Randa Daouk, president of the Lebanese Foundation for the National Library, described the facility’s completion as her organization’s “highest ambition.”

Cabinet created the foundation in 2000 to assist the Culture Ministry in the renovating the library. That same year, the foundation launched the Rehabilitation Project of the National Library, with financial support from the European Commission in Lebanon and the Culture Ministry.

For the next three years, the project organized and archived some of Lebanon’s oldest collections of books, dating back at least a century. The collections originally belonged to 19th-century Lebanese philanthropist Philippe de Tarrazi, Daouk said.

In 1922, the Lebanese bibliophile donated an estimated 200,000 documents to the “Prussian Deaconess” school in Downtown.

According to Daouk, de Tarrazi had intended to establish a national library using his personal collection.

The collection grew over the years, but efforts to establish the library were quickly abandoned with the onset of the Lebanese Civil War in 1975.

Many of the documents were destroyed as casualties of war, and efforts were more focused on their preservation rather than the collection’s growth.

It was not until 2000 that with European financing, a formalized project began to piece the scattered documents together.

In October 2005, Qatar made a $25 million donation that secured the site of the new National Library, to be housed in the Lebanese University’s former law department building hidden behind an enclosure of trees in Beirut’s Sanayeh.

Gelnar Atoui Saad, the library’s project manager since 2005, recounted the series of obstacles that hindered the library’s realization.

“Between the 2006 Israeli War, lack of enthusiasm and of course the presidential vacuum, there were so many obstacles that prevented the swift renovation of the library,” Atoui Saad told The Daily Star.

The first few years focused on architectural planning and logistics, with the physical renovation of the building and the construction of an extension beginning in 2010.

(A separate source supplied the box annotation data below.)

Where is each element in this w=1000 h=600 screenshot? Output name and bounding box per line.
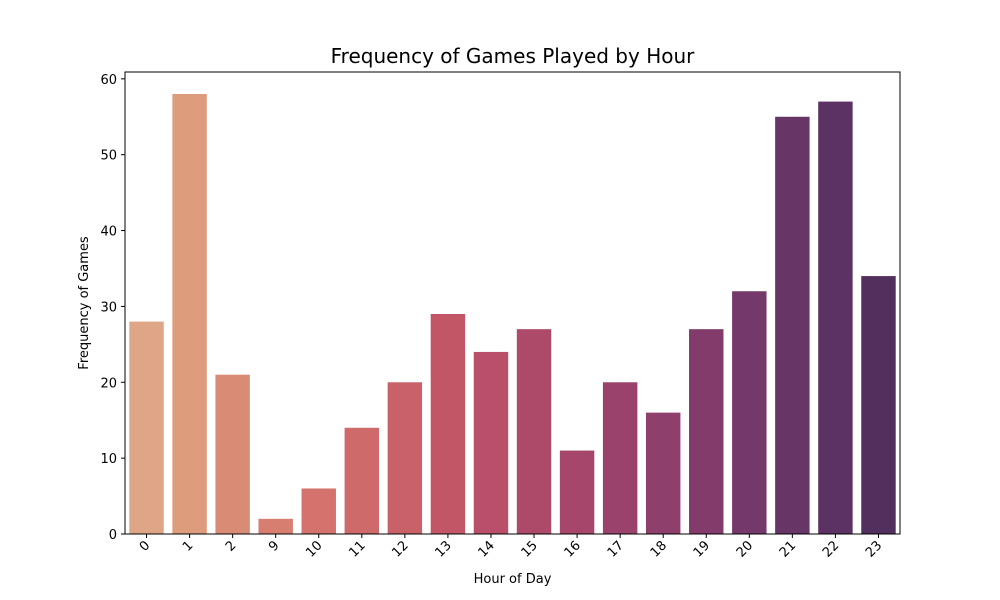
- x-tick-label: 20: [734, 538, 756, 560]
- x-tick-label: 19: [691, 538, 713, 560]
- y-tick-label: 10: [100, 452, 117, 467]
- bar-hour-19: [689, 329, 724, 534]
- x-tick-label: 18: [648, 538, 670, 560]
- x-tick-label: 13: [432, 538, 454, 560]
- x-axis-label: Hour of Day: [474, 572, 552, 587]
- x-tick-label: 16: [562, 538, 584, 560]
- x-tick-label: 14: [475, 538, 497, 560]
- bar-hour-15: [516, 329, 552, 534]
- bar-hour-10: [301, 488, 336, 534]
- x-tick-label: 2: [223, 538, 239, 554]
- x-tick-label: 9: [266, 538, 282, 554]
- x-tick-label: 23: [863, 538, 885, 560]
- bar-hour-16: [559, 450, 595, 534]
- x-tick-label: 10: [303, 538, 325, 560]
- plot-frame: [124, 71, 901, 535]
- x-tick-label: 17: [605, 538, 627, 560]
- bar-hour-9: [258, 518, 293, 534]
- y-tick-label: 40: [100, 225, 117, 240]
- bar-hour-18: [645, 412, 681, 534]
- y-axis-label: Frequency of Games: [77, 236, 92, 370]
- x-tick-label: 15: [519, 538, 541, 560]
- y-axis: 0 10 20 30 40 50 60: [100, 73, 125, 543]
- x-tick-label: 1: [180, 538, 196, 554]
- bar-hour-11: [344, 427, 380, 534]
- bar-hour-23: [861, 276, 896, 534]
- y-tick-label: 50: [100, 149, 117, 164]
- bar-hour-2: [215, 374, 250, 534]
- x-axis: 0 1 2 9 10 11 12 13 14 15 16 17 18 19 20 21 22 23: [137, 534, 885, 561]
- bar-hour-1: [172, 94, 207, 534]
- chart-title: Frequency of Games Played by Hour: [331, 44, 696, 68]
- y-tick-label: 20: [100, 376, 117, 391]
- bar-hour-0: [129, 321, 164, 534]
- x-tick-label: 11: [346, 538, 368, 560]
- bars: [129, 94, 896, 535]
- x-tick-label: 0: [137, 538, 153, 554]
- x-tick-label: 22: [820, 538, 842, 560]
- x-tick-label: 12: [389, 538, 411, 560]
- bar-hour-21: [775, 116, 810, 535]
- y-tick-label: 0: [109, 528, 117, 543]
- bar-hour-22: [818, 101, 853, 534]
- x-tick-label: 21: [777, 538, 799, 560]
- bar-hour-13: [430, 314, 466, 534]
- bar-hour-14: [473, 351, 509, 534]
- y-tick-label: 30: [100, 300, 117, 315]
- bar-hour-20: [732, 291, 767, 534]
- bar-hour-12: [387, 382, 423, 534]
- bar-hour-17: [602, 382, 638, 534]
- y-tick-label: 60: [100, 73, 117, 88]
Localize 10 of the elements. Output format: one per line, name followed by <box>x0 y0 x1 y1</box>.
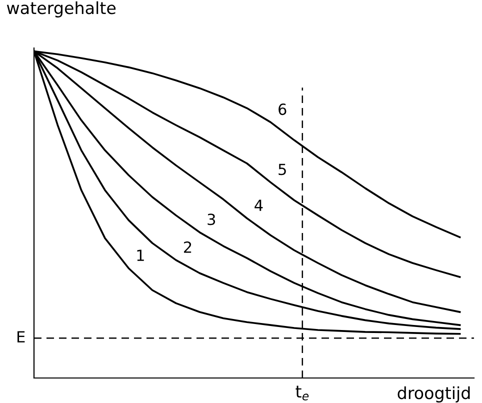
x-axis-title: droogtijd <box>398 386 470 402</box>
series-label: 5 <box>278 164 286 176</box>
series-label: 3 <box>208 214 216 226</box>
series-label: 1 <box>137 250 144 261</box>
series-label: 6 <box>278 104 286 116</box>
series-label: 4 <box>254 200 263 211</box>
text: t$_{e}$ <box>296 386 309 400</box>
ref-line-label: E <box>18 331 25 342</box>
y-axis-title: watergehalte <box>6 1 116 18</box>
series-label: 2 <box>184 241 192 253</box>
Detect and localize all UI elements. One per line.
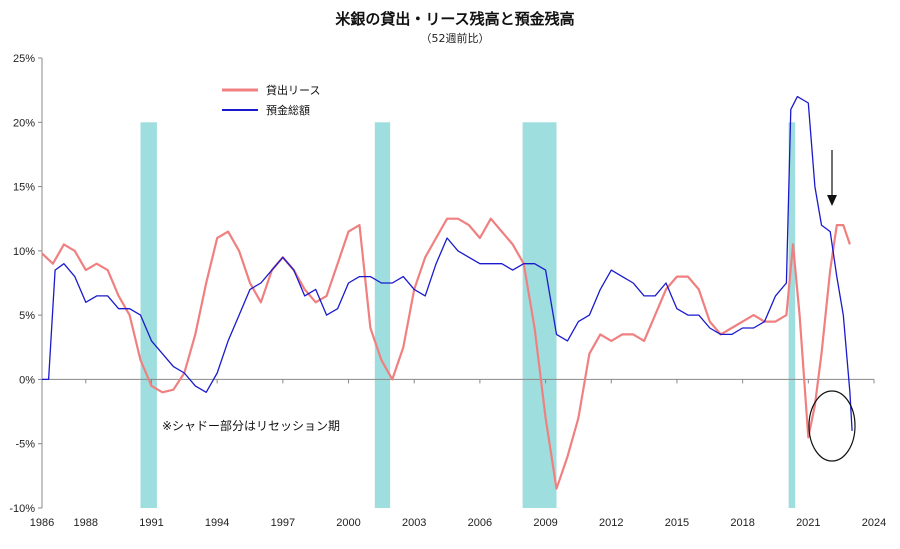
x-tick-label: 2000 xyxy=(336,517,360,529)
x-tick-label: 2018 xyxy=(730,517,754,529)
chart-axes xyxy=(42,58,874,508)
x-tick-label: 2009 xyxy=(533,517,557,529)
chart-title: 米銀の貸出・リース残高と預金残高 xyxy=(335,10,574,28)
series-line-deposits xyxy=(42,97,852,431)
y-tick-label: 20% xyxy=(13,117,35,129)
x-tick-label: 2015 xyxy=(665,517,689,529)
x-tick-label: 2006 xyxy=(468,517,492,529)
recession-note: ※シャドー部分はリセッション期 xyxy=(162,418,340,433)
legend-label-loans: 貸出リース xyxy=(266,83,320,97)
chart-subtitle: （52週前比） xyxy=(421,31,490,45)
y-tick-label: -5% xyxy=(15,439,35,451)
recession-band-1 xyxy=(141,122,157,508)
x-tick-label: 1988 xyxy=(74,517,98,529)
down-arrow-head-icon xyxy=(827,195,837,206)
x-tick-label: 1997 xyxy=(271,517,295,529)
y-tick-label: 5% xyxy=(19,310,35,322)
recession-band-2 xyxy=(375,122,390,508)
x-tick-label: 2024 xyxy=(862,517,886,529)
x-tick-label: 1986 xyxy=(30,517,54,529)
y-tick-label: 0% xyxy=(19,374,35,386)
y-tick-label: -10% xyxy=(9,503,35,515)
x-tick-label: 1994 xyxy=(205,517,229,529)
x-tick-label: 1991 xyxy=(139,517,163,529)
y-tick-label: 25% xyxy=(13,53,35,65)
y-axis-ticks: -10% -5% 0% 5% 10% 15% 20% 25% xyxy=(9,53,42,515)
x-tick-label: 2003 xyxy=(402,517,426,529)
legend: 貸出リース 預金総額 xyxy=(222,83,320,117)
y-tick-label: 10% xyxy=(13,246,35,258)
x-tick-label: 2021 xyxy=(796,517,820,529)
highlight-circle-icon xyxy=(809,391,855,461)
x-axis-ticks: 1986 1988 1991 1994 1997 2000 2003 2006 2009 2012… xyxy=(30,379,886,529)
legend-label-deposits: 預金総額 xyxy=(266,103,310,117)
chart: 米銀の貸出・リース残高と預金残高 （52週前比） -10% -5% 0% 5% 10% 1… xyxy=(0,0,900,549)
x-tick-label: 2012 xyxy=(599,517,623,529)
y-tick-label: 15% xyxy=(13,182,35,194)
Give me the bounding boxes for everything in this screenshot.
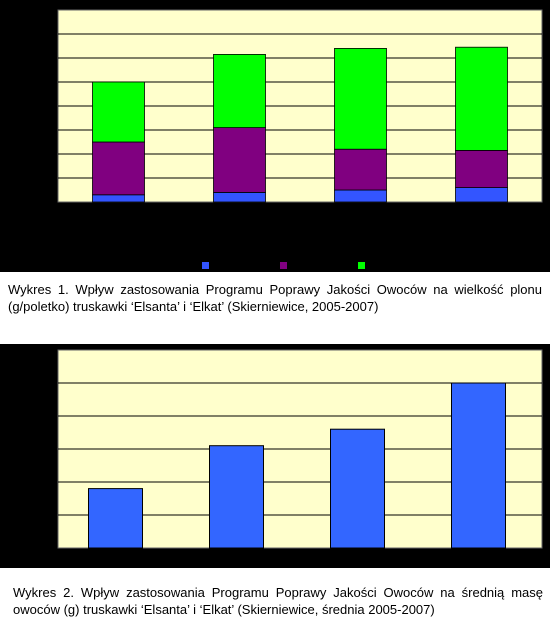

Between 2014 and 2015, Atoui Saad added, progress was stalled in light of the presidential vacuum, starting again when Ghattas Khoury was appointed culture minister. The project finally finished at the end of November 2017.

Despite the completion of construction, the final mission of transferring the various collections of books and documents into the library took several months.

The entire project was completed by June this year.

At the time, Khoury told The Daily Star that the public would have to wait for President Michel Aoun to decide when the library’s doors would open. Khoury could not be contacted for an updated comment before publication.

At the inauguration, Aoun is expected to make a speech in the presence of Prime Minister-designate Saad Hariri, university presidents, cultural figures and state officials, according to a statement from his office.

“Our main objective has been the preservation of this national treasure so our country can have a history to stand upon, as well as a prosperous and hopeful future,” Daouk said.